MALI - Committee Responsible for the Strategy of Using National Languages and Convergent Pedagogy
Convergent pedagogy is a major innovation in the contemporary education system of Mali. The essence consists of the simultaneous use of mother-tongues and French (the official language) in the first stage of basic education. The local language is used as a vehicle of instruction during the first two years of schooling, with French introduced as a second language. For the third and fourth school years, both languages are used to an equal extent. From the fifth year onwards, French becomes the language of instruction, whereas the mother-tongue continues to be studied as a separate subject, and continues to be so throughout the remainder of schooling.
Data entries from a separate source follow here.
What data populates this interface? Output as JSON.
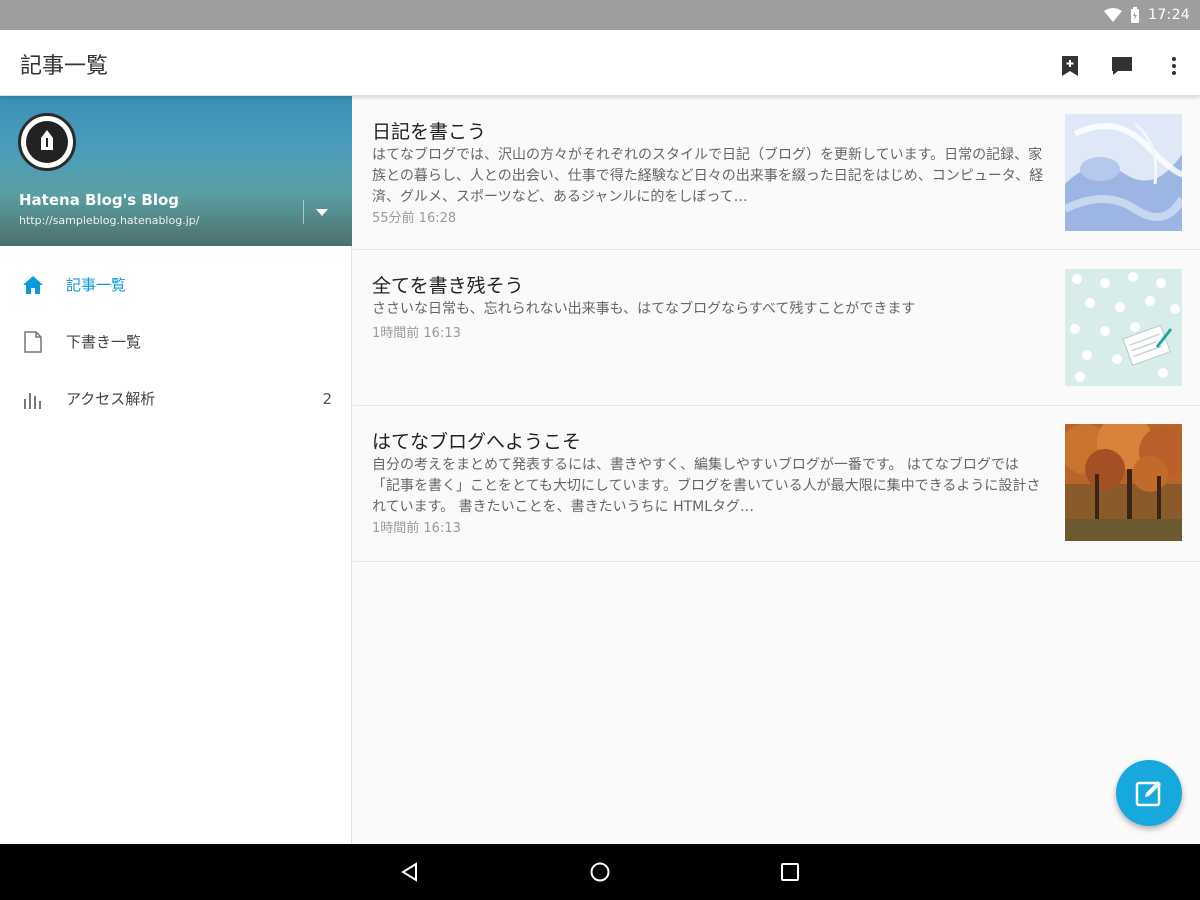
{
  "status": {
    "time": "17:24"
  },
  "appbar": {
    "title": "記事一覧",
    "icons": [
      "bookmark-add-icon",
      "comment-icon",
      "more-vert-icon"
    ]
  },
  "sidebar": {
    "blog_name": "Hatena Blog's Blog",
    "blog_url": "http://sampleblog.hatenablog.jp/",
    "items": [
      {
        "label": "記事一覧",
        "icon": "home-icon",
        "active": true
      },
      {
        "label": "下書き一覧",
        "icon": "draft-icon"
      },
      {
        "label": "アクセス解析",
        "icon": "bar-chart-icon",
        "count": "2"
      }
    ]
  },
  "entries": [
    {
      "title": "日記を書こう",
      "body": "はてなブログでは、沢山の方々がそれぞれのスタイルで日記（ブログ）を更新しています。日常の記録、家族との暮らし、人との出会い、仕事で得た経験など日々の出来事を綴った日記をはじめ、コンピュータ、経済、グルメ、スポーツなど、あるジャンルに的をしぼって…",
      "time": "55分前 16:28"
    },
    {
      "title": "全てを書き残そう",
      "body": "ささいな日常も、忘れられない出来事も、はてなブログならすべて残すことができます",
      "time": "1時間前 16:13"
    },
    {
      "title": "はてなブログへようこそ",
      "body": "自分の考えをまとめて発表するには、書きやすく、編集しやすいブログが一番です。 はてなブログでは「記事を書く」ことをとても大切にしています。ブログを書いている人が最大限に集中できるように設計されています。 書きたいことを、書きたいうちに HTMLタグ…",
      "time": "1時間前 16:13"
    }
  ],
  "colors": {
    "accent": "#17a9dd",
    "active_nav": "#0a9bd6",
    "statusbar": "#9e9e9e"
  }
}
This pedagogy is based on the assumption that initial education in a child’s mother-tongue facilitates enormously intellectual ‘take off’ and contributes to the success of subsequent learning.
Convergent pedagogy implies the promotion of active educational techniques and methods. It encourages teaching disciplines new to the Malian curriculum, such as dialogue, oral and written expression, story-telling, rapid and functional reading, and techniques of self-expression and communication.
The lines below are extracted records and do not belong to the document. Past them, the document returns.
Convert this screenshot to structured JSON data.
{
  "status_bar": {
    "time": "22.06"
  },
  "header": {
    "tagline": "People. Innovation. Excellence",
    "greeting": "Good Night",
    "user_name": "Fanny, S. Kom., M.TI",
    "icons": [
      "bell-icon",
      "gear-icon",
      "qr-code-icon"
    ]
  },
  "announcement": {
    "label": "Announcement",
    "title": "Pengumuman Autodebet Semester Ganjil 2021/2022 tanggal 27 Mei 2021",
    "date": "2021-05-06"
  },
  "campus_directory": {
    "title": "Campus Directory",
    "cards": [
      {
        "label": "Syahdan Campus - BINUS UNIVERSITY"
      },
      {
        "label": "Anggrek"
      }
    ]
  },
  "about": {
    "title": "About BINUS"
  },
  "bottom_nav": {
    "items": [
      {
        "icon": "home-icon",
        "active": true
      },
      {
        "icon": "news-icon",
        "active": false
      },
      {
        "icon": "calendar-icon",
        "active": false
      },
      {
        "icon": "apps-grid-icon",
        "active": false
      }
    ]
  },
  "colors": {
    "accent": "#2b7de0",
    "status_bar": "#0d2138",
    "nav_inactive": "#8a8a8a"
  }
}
Convergent pedagogy was first tested in two schools in Ségou between 1987 and 1993. Internal and external evaluations provided very positive results. In particular, pupils following convergent pedagogy had a higher performance than those using ‘classical’ methods, and children in experimental schools were better adapted to their socio-cultural milieu. These results were very important for Mali, a country with many national languages and a high rate of school failure. The Ministry of Basic Education felt encouraged to introduce this innovation into other schools and to involve other national languages. In 1994, the Committee on National Languages and Convergent Pedagogy was established.
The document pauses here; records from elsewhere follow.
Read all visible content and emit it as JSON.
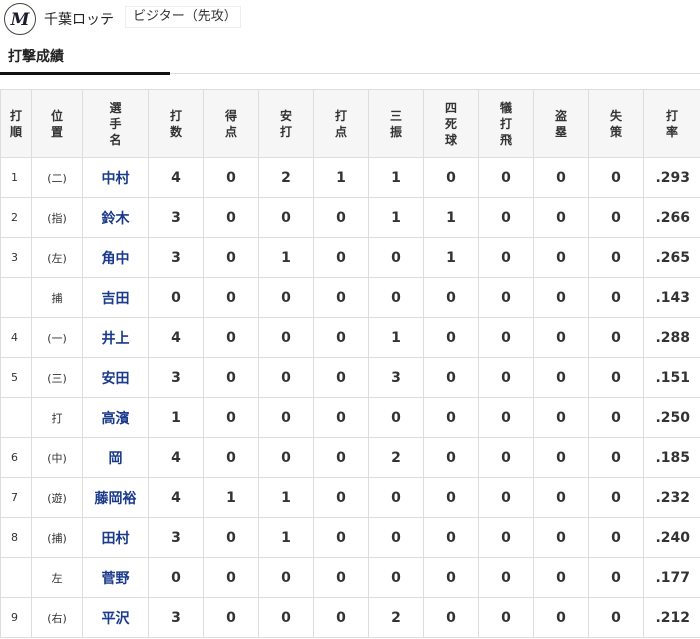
{
  "header": {
    "team_name": "千葉ロッテ",
    "team_role": "ビジター（先攻）"
  },
  "section": {
    "title": "打撃成績"
  },
  "table": {
    "columns": [
      "打順",
      "位置",
      "選手名",
      "打数",
      "得点",
      "安打",
      "打点",
      "三振",
      "四死球",
      "犠打飛",
      "盗塁",
      "失策",
      "打率"
    ],
    "rows": [
      {
        "order": "1",
        "pos": "(二)",
        "name": "中村",
        "stats": [
          "4",
          "0",
          "2",
          "1",
          "1",
          "0",
          "0",
          "0",
          "0"
        ],
        "avg": ".293"
      },
      {
        "order": "2",
        "pos": "(指)",
        "name": "鈴木",
        "stats": [
          "3",
          "0",
          "0",
          "0",
          "1",
          "1",
          "0",
          "0",
          "0"
        ],
        "avg": ".266"
      },
      {
        "order": "3",
        "pos": "(左)",
        "name": "角中",
        "stats": [
          "3",
          "0",
          "1",
          "0",
          "0",
          "1",
          "0",
          "0",
          "0"
        ],
        "avg": ".265"
      },
      {
        "order": "",
        "pos": "捕",
        "name": "吉田",
        "stats": [
          "0",
          "0",
          "0",
          "0",
          "0",
          "0",
          "0",
          "0",
          "0"
        ],
        "avg": ".143"
      },
      {
        "order": "4",
        "pos": "(一)",
        "name": "井上",
        "stats": [
          "4",
          "0",
          "0",
          "0",
          "1",
          "0",
          "0",
          "0",
          "0"
        ],
        "avg": ".288"
      },
      {
        "order": "5",
        "pos": "(三)",
        "name": "安田",
        "stats": [
          "3",
          "0",
          "0",
          "0",
          "3",
          "0",
          "0",
          "0",
          "0"
        ],
        "avg": ".151"
      },
      {
        "order": "",
        "pos": "打",
        "name": "高濱",
        "stats": [
          "1",
          "0",
          "0",
          "0",
          "0",
          "0",
          "0",
          "0",
          "0"
        ],
        "avg": ".250"
      },
      {
        "order": "6",
        "pos": "(中)",
        "name": "岡",
        "stats": [
          "4",
          "0",
          "0",
          "0",
          "2",
          "0",
          "0",
          "0",
          "0"
        ],
        "avg": ".185"
      },
      {
        "order": "7",
        "pos": "(遊)",
        "name": "藤岡裕",
        "stats": [
          "4",
          "1",
          "1",
          "0",
          "0",
          "0",
          "0",
          "0",
          "0"
        ],
        "avg": ".232"
      },
      {
        "order": "8",
        "pos": "(捕)",
        "name": "田村",
        "stats": [
          "3",
          "0",
          "1",
          "0",
          "0",
          "0",
          "0",
          "0",
          "0"
        ],
        "avg": ".240"
      },
      {
        "order": "",
        "pos": "左",
        "name": "菅野",
        "stats": [
          "0",
          "0",
          "0",
          "0",
          "0",
          "0",
          "0",
          "0",
          "0"
        ],
        "avg": ".177"
      },
      {
        "order": "9",
        "pos": "(右)",
        "name": "平沢",
        "stats": [
          "3",
          "0",
          "0",
          "0",
          "2",
          "0",
          "0",
          "0",
          "0"
        ],
        "avg": ".212"
      }
    ]
  },
  "icons": {
    "logo": "marines-m-logo-icon"
  },
  "colors": {
    "player_name": "#1a3a8a",
    "header_bg": "#f6f6f6",
    "border": "#dddddd"
  }
}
In the 1994/95 academic year, the Committee opened sixty-seven schools throughout the country with teaching conducted in three languages (Bamanankan, Fulfulde and Songhoy). By 1998, 244 schools were using convergent pedagogy, and the number of languages had increased to six. During the 1998/99 school year, sixty-eight more schools became involved in the process and instruction is now conducted in eight out of eleven national languages.
The main task of the Committee is the preparation of teaching materials in national languages and the training of teachers and headmasters and of educational advisers dealing with the methodology.
The Committee established the terms of reference for textbooks that are written during annual workshops, bringing together researchers, linguists, teachers and educational advisers. Since the Committee’s establishment, twenty-nine such textbooks and other teaching materials have been prepared. In addition, during the same period the Committee has participated in the training of over 1,000 teachers specialized in national languages and convergent pedagogy. In 1998/99 alone, 383 schoolteachers started to be trained in this method.
Thanks to this new method of teaching, positive changes have been observed in children’s behaviour. The priority granted to teamwork would seem to have boosted their confidence. It has been noted that these children have a greater desire to learn, a more profound sense of responsibility and of co-operation, a better understanding of themselves and of others. They have developed intuition and creativity, a capacity to put forward hypotheses and to go beyond their present experience. They have a positive attitude towards errors, openness and receptivity. Behavioural changes have also occurred at the family level: children no longer hesitate to share their opinions and to propose to their elders solutions to various problems that may arise in the family or community.
At the same time, encouraging changes have been observed in the attitude of the teachers: from being an imposed duty, teaching using the convergent pedagogy methods has become a real pleasure due to a mutual understanding reached between themselves and their pupils.
The combined use of local languages and French constitutes one of the key elements of the government’s ten-year plan for the development of education.